Sus platos eran réplicas de dos cuadros expresionistas. El de Armanoush era La puta ciega, de Francesco Boretti, mientras que el de Matt se inspiraba en un cuadro de Mark Rothko con el acertado título de Sin título. Tan absortos estaban ambos en sus platos que ninguno de ellos oyó al camarero cuando les preguntó si les parecía todo bien.
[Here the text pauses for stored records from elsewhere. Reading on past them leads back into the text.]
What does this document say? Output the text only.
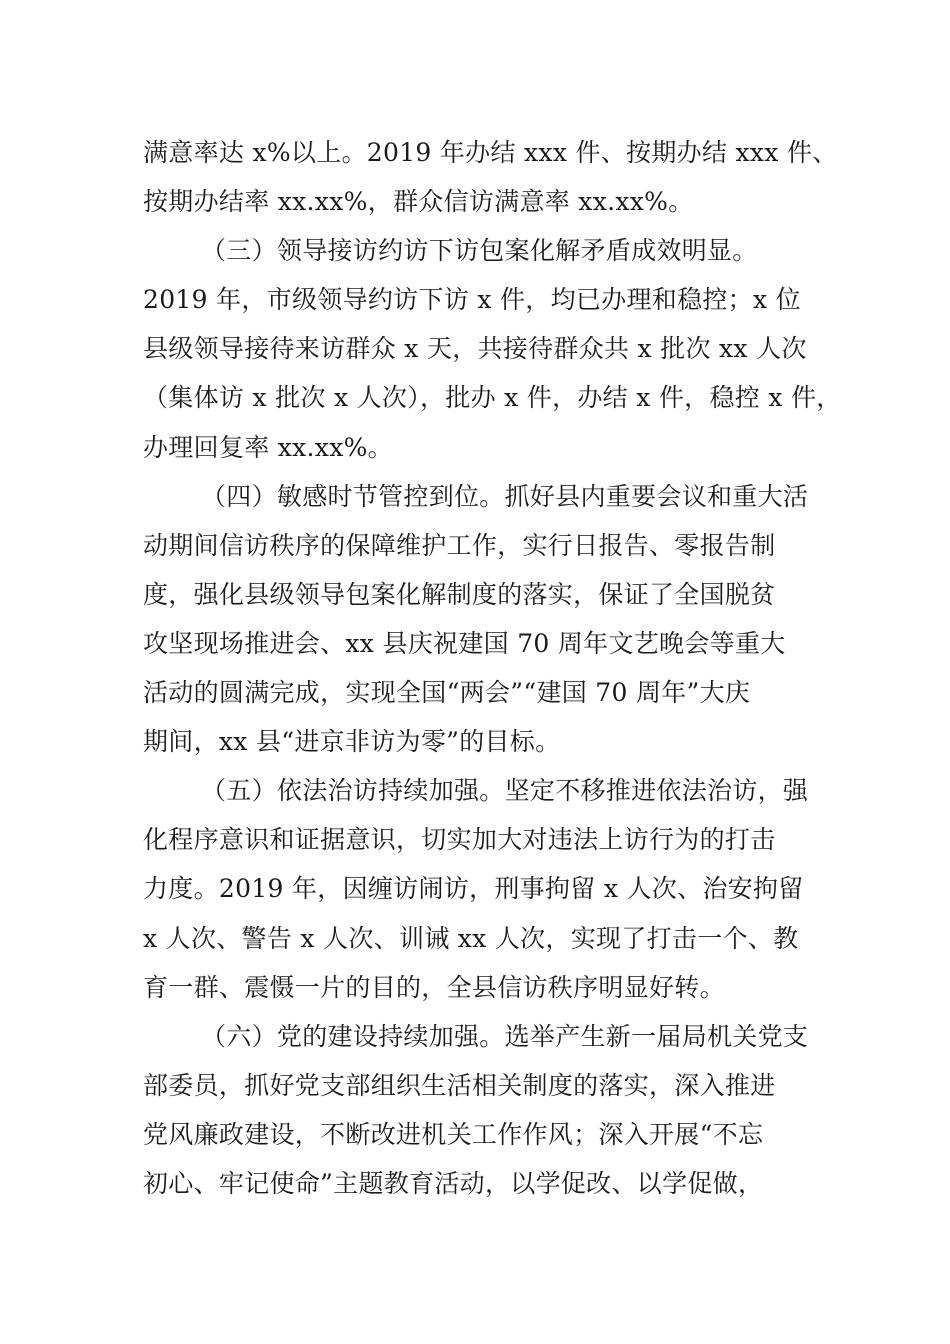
满意率达 x%以上。2019 年办结 xxx 件、按期办结 xxx 件、
按期办结率 xx.xx%，群众信访满意率 xx.xx%。
（三）领导接访约访下访包案化解矛盾成效明显。
2019 年，市级领导约访下访 x 件，均已办理和稳控；x 位
县级领导接待来访群众 x 天，共接待群众共 x 批次 xx 人次
（集体访 x 批次 x 人次），批办 x 件，办结 x 件，稳控 x 件，
办理回复率 xx.xx%。
（四）敏感时节管控到位。抓好县内重要会议和重大活
动期间信访秩序的保障维护工作，实行日报告、零报告制
度，强化县级领导包案化解制度的落实，保证了全国脱贫
攻坚现场推进会、xx 县庆祝建国 70 周年文艺晚会等重大
活动的圆满完成，实现全国“两会”“建国 70 周年”大庆
期间，xx 县“进京非访为零”的目标。
（五）依法治访持续加强。坚定不移推进依法治访，强
化程序意识和证据意识，切实加大对违法上访行为的打击
力度。2019 年，因缠访闹访，刑事拘留 x 人次、治安拘留
x 人次、警告 x 人次、训诫 xx 人次，实现了打击一个、教
育一群、震慑一片的目的，全县信访秩序明显好转。
（六）党的建设持续加强。选举产生新一届局机关党支
部委员，抓好党支部组织生活相关制度的落实，深入推进
党风廉政建设，不断改进机关工作作风；深入开展“不忘
初心、牢记使命”主题教育活动，以学促改、以学促做，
El resto de la noche fue agradable, pero solo hasta el punto que puede definir la palabra «agradable». La comida resultó ser deliciosa, y enseguida engullir obras de arte les pareció normal, tanto que cuando llegaron los postres Matt no tuvo ningún problema en estropear las impecables líneas de arándanos de su April Blues Bring May Yellows de Peter Kitchell, y Armanoush ni siquiera vaciló al hundir la cuchara en la trémula y aterciopelada crema que representaba la Sustancia reluciente de Jackson Pollock. Sin embargo, en la conversación no lograron ni la mitad de los progresos que habían hecho comiendo. No es que a Armanoush no le gustara estar con Matt, ni que no lo encontrara atractivo. Pero era evidente que faltaba algo, y no era un detalle, una pieza del conjunto, sino que más bien el conjunto se deshacía en pedazos por esa parte que faltaba. Tal vez la comida era demasiado filosófica. En cualquier caso, Armanoush había comprendido sus límites. Estaba claro que no se enamoraría de Matt Hassinger. Tras hacer este descubrimiento, dejó de dudar y su interés por él quedó convertido en mera simpatía.

De camino a casa pararon el coche y pasearon un poco por Columbus Avenue, ambos callados y pensativos. La brisa cambió y por un fugaz instante Armanoush percibió el olor penetrante y salado del mar y deseó estar en la playa, ansiosa por huir de aquel momento. Al llegar a la librería City Lights, sin embargo, no pudo evitar animarse al ver en el escaparate uno de sus libros favoritos: Una tumba para Boris Davidovich.

– ¿Has leído ese libro? ¡Es estupendo! -exclamó.

Al oír un rotundo «no», empezó a relatar el primer cuento del libro, y luego todos los demás, los siete. Puesto que pensaba sinceramente que no se podía entender del todo el libro sin trazar antes un mapa del abrupto terreno de la literatura de la Europa del Este, dedicó a esta labor los siguientes diez minutos, rompiendo así la promesa que le había hecho a su madre esa misma mañana de no decir ni una palabra sobre libros, al menos durante la primera cita.

Una vez de vuelta en Russian Hill, ante la casa de la abuela Shushan, se quedaron frente a frente, conscientes de que la velada había terminado. Deseaban que el final fuera mejor que la cena, y solo se les ocurrió que debían besarse de verdad, tal como ocurría en sus fantasías. Pero resultó ser un beso dulce, sellado con compasión por Armanoush y con admiración por Matt, puesto que ambos estaban muy lejos de la pasión.

– Mira, llevo toda la noche queriendo decirte una cosa -balbuceó Matt, como hundido bajo el peso de la incómoda verdad que estaba a punto de declarar-. Tienes un olor increíble… Muy poco común, muy exótico. Hueles a…

– ¿A qué? -Armanoush palideció. En su mente se había formado la imagen de un humeante plato de mantı.

Matt Hassinger la rodeó con el brazo y susurró:

– A pistachos. Sí, hueles a pistachos.

A las once y cuarto Armanoush sacó un manojo de llaves para abrir las numerosas cerraduras de la puerta de la abuela Shushan, temiendo encontrarse a toda la familia en el salón, hablando de política, tomando té y comiendo fruta mientras la esperaban.